I'm sorry but you set p->run_timestamp to jiffies when the task is run
and you make curr_sample = j / HZ when it stops running.
If you divide by HZ you'll obtain seconds. A task typically runs 10ms to
60ms that means that, for example :

p->run_timestamp = N ( jiffies )
curr_sample = N+5 max ( jiffies )

with HZ == 100 ( different HZ does not change the picture ).
Now, if you divide by HZ, what do you obtain ?

   unsigned long j = jiffies, last_sample = p->run_timestamp / HZ,
        curr_sample = j / HZ, delta = curr_sample - last_sample;

delta will be ~97% always zero, and the remaining 3% one ( because of HZ
scale crossing ).
Now this is not my code but do you understand your code ?
Do you understand why it's broken ?

> > You basically shortened the schedule() path by adding more code on the
> > wakeup() path. This :
>
> would you mind proving this claim with hard numbers? I *have* put up hard
> numbers, but i dont see measurements in your post. I was very careful
> about not making wakeup() more expensive at the expense of schedule(). The
> load estimator was written and tuned carefully, and eg. on UP, switching
> just 2 tasks (lat_ctx -s 0 2), the O(1) scheduler is as fast as the
> 2.5.2-pre6/pre7 scheduler. It also brings additional benefits of improved
> interactiveness detection, which i'd be willing to pay the price for even
> if it made scheduling slightly more expensive. (which it doesnt.)

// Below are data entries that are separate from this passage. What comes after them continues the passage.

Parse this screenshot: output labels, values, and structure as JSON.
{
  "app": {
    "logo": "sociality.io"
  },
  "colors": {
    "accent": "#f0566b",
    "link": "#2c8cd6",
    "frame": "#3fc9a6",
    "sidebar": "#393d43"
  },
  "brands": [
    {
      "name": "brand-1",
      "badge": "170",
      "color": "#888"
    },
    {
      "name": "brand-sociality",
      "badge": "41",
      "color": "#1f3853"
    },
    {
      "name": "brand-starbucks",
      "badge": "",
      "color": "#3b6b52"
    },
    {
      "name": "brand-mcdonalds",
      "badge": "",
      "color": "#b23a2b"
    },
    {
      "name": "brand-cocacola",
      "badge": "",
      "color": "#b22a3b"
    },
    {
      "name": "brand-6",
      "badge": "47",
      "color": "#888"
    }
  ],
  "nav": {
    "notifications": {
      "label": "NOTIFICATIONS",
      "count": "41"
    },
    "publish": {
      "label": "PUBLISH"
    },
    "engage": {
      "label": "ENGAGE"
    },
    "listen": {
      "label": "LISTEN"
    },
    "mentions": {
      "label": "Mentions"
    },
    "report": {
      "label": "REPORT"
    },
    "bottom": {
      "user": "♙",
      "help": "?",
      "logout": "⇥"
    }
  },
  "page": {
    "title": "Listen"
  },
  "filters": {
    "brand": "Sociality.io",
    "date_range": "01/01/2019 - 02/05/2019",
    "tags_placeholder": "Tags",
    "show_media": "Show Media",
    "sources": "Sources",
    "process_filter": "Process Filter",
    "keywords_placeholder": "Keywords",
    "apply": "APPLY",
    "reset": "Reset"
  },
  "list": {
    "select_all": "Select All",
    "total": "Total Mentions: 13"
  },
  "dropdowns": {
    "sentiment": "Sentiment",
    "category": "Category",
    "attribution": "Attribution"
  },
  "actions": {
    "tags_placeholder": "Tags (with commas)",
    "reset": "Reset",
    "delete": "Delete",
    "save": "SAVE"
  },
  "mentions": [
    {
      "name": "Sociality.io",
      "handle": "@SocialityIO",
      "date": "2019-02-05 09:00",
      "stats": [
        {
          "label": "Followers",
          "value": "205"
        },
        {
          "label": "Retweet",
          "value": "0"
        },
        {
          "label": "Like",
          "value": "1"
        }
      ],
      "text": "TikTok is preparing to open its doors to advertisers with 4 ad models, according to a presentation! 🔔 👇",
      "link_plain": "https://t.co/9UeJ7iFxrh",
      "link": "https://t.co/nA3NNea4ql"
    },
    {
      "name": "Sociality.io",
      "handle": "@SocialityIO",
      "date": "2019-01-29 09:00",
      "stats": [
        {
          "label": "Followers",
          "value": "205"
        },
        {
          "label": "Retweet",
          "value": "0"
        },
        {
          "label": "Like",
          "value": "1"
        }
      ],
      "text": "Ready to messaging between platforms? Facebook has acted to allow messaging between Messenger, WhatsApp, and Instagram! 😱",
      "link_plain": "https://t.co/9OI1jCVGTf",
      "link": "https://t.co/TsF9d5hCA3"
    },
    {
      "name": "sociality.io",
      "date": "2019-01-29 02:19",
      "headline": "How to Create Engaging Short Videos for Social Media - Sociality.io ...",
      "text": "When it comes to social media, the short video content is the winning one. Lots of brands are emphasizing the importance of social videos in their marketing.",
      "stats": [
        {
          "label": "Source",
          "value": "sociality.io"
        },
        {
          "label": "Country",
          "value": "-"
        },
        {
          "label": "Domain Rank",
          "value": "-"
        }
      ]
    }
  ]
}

Oh, you've very likely seens my posts and they're filled of numbers :

http://www.xmailserver.org/linux-patches/mss.html
http://www.xmailserver.org/linux-patches/mss-2.html

And the study, being based on cycle counter measures is a little bit more
accurate than vmstat. And if you'd have used a cycle counter you'd have
probably seen where the cost of a context switch is and you'd have
probably worked trying to optimize something else instead of a goodness()
loop.

> > with a runqueue balance done at every timer tick.
>
> please prove that this has any measurable performance impact. Right now
> the load-balancer is a bit over-eager trying to balance work - in the -A2
> patch i've relaxed this a bit.
>
> if you check out the code then you'll see that the load-balancer has been
> designed to be scalable and SMP-friendly as well: ie. it does not lock
> other runqueues while it checks the statistics, so it does not create
> interlocking traffic. It only goes and locks other runqueues *if* it finds
> an imbalance. Ie., under this design, it's perfectly OK to run the load
> balancer 100 times a second, because there wont be much overhead unless
> there is heavy runqueue activity.
>
> (in my current codebase i've changed the load-balancer to be called with a
> maximum frequency of 100 - eg. if HZ is set to 1000 then we still call the
> load balancer only 100 times a second.)

Wow, only 100 times, it's pretty good. You're travelling between the CPU
data only 100 times per second probably trashing the running process cache
image, but overall it's pretty good code.
And please do not say me to measure something like this. This is that kind
of overload that you add to a system that will make you wake up one
morning with a bloated system without even being able to understand from
where it comes. You would never have been accepted a patch like this one
Ingo, don't try to sell it as good because you coded it.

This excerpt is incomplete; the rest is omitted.